Ogg Vorbis and MusePack, being followers of MPEG-1 Layer II, yield, on average, appreciably better results of coding on high bitrates compared to MP3. This statement is fair for bitrates of 160 Kbps and higher. Usage of Ogg Vorbis and MusePack on low bitrates is not recommended.
Codec WMA, especially versions 8 and 9, yields slightly better results of coding, than MP3. It is necessary to note, that as practice and different tests show, WMA takes special significance at low bitrates. For example, MP3 at 32 Kbps sounds just awful (on such a low bitrate the signal undergoes hard distortions) while WMA sounds quite properly. This means that at low bitrates WMA is preferable to MP3.
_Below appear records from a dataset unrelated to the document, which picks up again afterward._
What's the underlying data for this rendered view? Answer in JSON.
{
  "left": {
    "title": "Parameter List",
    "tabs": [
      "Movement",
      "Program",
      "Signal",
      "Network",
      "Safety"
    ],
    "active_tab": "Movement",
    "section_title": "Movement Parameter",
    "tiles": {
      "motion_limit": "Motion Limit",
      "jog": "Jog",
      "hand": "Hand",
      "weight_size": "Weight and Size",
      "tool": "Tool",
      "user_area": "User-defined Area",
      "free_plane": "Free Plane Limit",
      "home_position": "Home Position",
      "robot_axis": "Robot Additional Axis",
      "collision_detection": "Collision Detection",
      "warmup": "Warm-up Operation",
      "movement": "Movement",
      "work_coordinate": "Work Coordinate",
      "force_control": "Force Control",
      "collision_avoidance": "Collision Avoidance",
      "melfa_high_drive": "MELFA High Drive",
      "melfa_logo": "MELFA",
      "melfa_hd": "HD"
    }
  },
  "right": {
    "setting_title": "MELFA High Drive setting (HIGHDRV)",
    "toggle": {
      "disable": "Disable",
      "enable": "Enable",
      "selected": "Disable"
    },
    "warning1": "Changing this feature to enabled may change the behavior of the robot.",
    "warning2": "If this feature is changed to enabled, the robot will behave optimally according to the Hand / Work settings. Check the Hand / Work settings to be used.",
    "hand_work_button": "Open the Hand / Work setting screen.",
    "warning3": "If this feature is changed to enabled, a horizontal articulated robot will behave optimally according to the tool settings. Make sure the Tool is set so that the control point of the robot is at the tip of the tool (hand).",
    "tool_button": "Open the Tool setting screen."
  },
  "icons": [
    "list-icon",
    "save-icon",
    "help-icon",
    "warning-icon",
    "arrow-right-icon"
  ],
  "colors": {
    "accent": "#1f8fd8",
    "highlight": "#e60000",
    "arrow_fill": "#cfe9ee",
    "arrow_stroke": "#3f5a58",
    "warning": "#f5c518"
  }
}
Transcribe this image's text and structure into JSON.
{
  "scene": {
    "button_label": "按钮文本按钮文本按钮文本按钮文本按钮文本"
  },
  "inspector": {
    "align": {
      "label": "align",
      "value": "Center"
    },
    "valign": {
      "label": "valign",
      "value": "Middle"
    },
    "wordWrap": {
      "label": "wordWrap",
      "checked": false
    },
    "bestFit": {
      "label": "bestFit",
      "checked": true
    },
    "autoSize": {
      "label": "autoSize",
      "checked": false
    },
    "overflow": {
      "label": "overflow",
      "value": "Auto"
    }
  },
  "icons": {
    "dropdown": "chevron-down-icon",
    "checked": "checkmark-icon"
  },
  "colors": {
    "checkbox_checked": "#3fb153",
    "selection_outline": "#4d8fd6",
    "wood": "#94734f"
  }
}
Codec MPEG-2/4 AAC is a direct continuation of MP3. Thus in general ACC wins against MP3 on all bitrates. Though, it is necessary to note, that this result varies from one coder to another.
Thus, user's choice of codec and compression parameters should be guided by expediency reasons, future usage plans and also reasons of digestibility (in particular, MP3 and WMA files are accepted by many of hardware players while OGG, AAC and MPC files aren't acceptable by most). User doesn't need to be afraid that original quality of materials will be irrevocably lost after compression - by using high bitrates, it is possible to obtain almost the original sounding quality, as well as great gain in data size.